The phone sold out in the US, but has been delayed indefinitely.

For a short while, the future looked rosy for the Samsung Galaxy Fold: so many people pre-ordered the $1,980 foldable smartphone that the company had to stop taking registrations as they'd sold out.

Then, multiple faults and failures hit the review devices the company had seeded to media and influencers, causing it to recall the lot and delay the launch indefinitely. Worse, iFixit posted a teardown calling the phone "alarmingly fragile" and Samsung had it pulled.

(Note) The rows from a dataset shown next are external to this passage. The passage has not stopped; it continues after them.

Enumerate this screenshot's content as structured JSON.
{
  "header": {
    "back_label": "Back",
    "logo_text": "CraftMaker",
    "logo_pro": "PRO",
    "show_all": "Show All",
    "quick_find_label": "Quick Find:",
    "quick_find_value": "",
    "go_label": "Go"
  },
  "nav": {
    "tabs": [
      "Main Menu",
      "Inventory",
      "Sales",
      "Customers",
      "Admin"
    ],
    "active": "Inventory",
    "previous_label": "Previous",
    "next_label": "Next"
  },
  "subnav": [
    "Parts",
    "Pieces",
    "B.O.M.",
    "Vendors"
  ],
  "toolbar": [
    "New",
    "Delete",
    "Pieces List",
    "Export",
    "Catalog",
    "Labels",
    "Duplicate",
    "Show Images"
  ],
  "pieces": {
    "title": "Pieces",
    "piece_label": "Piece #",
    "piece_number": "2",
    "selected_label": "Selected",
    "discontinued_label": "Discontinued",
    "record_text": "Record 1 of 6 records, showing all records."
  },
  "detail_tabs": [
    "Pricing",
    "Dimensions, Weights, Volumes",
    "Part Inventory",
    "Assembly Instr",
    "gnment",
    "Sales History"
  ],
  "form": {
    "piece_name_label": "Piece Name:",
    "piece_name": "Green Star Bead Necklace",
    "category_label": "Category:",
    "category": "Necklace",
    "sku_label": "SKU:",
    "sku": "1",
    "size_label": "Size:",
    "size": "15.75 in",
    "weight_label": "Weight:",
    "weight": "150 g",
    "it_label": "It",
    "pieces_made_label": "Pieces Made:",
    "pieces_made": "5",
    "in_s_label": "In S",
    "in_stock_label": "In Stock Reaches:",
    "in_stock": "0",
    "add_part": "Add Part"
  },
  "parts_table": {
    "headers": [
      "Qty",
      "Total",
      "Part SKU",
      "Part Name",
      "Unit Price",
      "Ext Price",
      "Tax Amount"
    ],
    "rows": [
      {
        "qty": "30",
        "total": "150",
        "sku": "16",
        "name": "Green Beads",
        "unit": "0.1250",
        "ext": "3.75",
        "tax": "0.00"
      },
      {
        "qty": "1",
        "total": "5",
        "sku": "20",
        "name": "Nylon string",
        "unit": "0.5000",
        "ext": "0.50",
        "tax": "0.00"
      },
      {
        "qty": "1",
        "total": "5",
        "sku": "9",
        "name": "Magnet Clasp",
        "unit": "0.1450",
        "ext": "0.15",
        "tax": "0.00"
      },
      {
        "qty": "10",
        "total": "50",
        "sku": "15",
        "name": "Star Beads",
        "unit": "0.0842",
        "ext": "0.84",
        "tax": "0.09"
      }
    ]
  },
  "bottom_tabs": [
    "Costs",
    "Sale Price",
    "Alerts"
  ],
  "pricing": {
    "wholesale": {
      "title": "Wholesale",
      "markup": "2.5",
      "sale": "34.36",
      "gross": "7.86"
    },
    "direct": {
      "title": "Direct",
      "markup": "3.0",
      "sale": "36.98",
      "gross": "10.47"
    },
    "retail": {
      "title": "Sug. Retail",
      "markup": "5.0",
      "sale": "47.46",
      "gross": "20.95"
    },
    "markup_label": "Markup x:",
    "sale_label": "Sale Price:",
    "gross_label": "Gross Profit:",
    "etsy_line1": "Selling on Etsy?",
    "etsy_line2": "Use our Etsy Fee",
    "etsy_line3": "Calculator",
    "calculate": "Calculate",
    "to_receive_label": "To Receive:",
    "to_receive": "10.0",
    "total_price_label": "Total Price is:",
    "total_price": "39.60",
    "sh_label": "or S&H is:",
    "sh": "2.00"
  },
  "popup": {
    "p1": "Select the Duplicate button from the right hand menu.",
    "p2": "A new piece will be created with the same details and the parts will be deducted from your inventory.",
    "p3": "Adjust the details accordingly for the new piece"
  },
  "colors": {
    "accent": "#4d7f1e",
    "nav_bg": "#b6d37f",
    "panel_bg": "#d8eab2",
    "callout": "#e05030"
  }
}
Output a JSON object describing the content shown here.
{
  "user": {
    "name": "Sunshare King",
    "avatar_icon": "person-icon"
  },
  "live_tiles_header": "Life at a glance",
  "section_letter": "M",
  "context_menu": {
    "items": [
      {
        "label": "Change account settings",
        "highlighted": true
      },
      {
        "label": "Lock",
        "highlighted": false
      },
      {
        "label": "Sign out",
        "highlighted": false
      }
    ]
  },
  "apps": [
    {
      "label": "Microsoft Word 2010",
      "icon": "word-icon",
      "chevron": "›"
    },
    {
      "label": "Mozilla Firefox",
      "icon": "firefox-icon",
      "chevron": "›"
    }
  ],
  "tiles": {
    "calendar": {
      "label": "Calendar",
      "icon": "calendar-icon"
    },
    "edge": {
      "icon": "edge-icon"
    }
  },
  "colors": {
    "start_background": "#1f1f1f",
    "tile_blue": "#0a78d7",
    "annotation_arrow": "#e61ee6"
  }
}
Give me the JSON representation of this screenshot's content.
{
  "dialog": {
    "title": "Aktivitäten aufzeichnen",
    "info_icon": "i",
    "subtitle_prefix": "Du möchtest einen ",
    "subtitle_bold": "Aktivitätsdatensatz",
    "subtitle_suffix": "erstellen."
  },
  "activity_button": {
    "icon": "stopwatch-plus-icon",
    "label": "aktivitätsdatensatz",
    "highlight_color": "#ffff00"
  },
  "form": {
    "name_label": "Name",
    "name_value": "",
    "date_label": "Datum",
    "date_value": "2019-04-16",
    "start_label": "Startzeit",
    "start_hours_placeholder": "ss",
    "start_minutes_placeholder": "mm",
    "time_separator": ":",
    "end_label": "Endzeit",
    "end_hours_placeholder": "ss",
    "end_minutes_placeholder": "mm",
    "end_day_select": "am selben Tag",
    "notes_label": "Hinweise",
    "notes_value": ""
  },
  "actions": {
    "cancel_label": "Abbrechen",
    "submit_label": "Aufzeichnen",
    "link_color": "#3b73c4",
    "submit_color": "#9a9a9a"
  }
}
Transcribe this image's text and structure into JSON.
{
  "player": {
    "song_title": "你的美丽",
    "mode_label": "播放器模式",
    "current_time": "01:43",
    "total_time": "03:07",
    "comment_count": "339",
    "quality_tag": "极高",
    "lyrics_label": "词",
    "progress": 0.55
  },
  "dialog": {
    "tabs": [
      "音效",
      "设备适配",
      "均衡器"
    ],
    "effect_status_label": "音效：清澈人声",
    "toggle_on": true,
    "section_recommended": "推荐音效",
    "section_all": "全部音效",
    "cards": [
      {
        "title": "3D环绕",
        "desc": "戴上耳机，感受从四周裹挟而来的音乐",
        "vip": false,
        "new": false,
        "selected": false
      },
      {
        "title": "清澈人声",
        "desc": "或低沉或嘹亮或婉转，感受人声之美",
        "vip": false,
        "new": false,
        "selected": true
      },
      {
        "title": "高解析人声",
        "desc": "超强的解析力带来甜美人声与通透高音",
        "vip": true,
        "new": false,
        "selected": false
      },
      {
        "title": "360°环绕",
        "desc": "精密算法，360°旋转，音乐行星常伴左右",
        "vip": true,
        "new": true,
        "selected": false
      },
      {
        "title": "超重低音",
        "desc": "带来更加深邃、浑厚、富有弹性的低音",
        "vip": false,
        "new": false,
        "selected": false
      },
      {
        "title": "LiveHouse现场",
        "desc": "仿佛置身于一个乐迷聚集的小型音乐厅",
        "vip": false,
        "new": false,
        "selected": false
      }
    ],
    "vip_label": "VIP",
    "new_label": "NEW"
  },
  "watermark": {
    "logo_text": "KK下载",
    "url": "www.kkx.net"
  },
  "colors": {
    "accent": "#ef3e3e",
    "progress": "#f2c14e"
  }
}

Over a week after the phone was supposed to launch, Samsung still hasn't been able to provide an update on either the handset or the ship date, which means those pre-orders are now on shaky ground. The FTC's distance selling regulations dictate that a company has to ship its devices either within the time it stated, or if it didn't state a time, within 30 days. If it cannot, it has to get the customer's consent to the delay or cancel the pre-order.

In Samsung's case, this means it has to ship or gain consent to the delay by May 31st to retain the order.

Unsurprisingly keen to save all those sales, the company has written to customers asking them to reaffirm their purchases. If they do so before the May 31st deadline, Samsung will keep the order open until they're able to ship the troubled device.

However, the email also reiterated (in fluffy, pseudo-positive PR terms) that the company has no updates on progress with the redesign or any estimation of a revised ship date. Not encouraging, and very few people are likely to be willing or able to keep a $2k order hanging in the air.

Then again, Tesla had a similar issue with refunded pre-orders for the Model 3, which costs $35k, and that has now launched successfully.

Although the Galaxy Fold was never supposed to be a significant part of the world's largest smartphone manufacturer's lineup -- 1 million of its 300 million handsets -- the very public failure of review devices has caused negative publicity which has inevitably reminded consumers of the Galaxy Note 7 debacle. Whether Samsung can pull off a recovery as it did with its exploding phones, we'll find out in the next few weeks.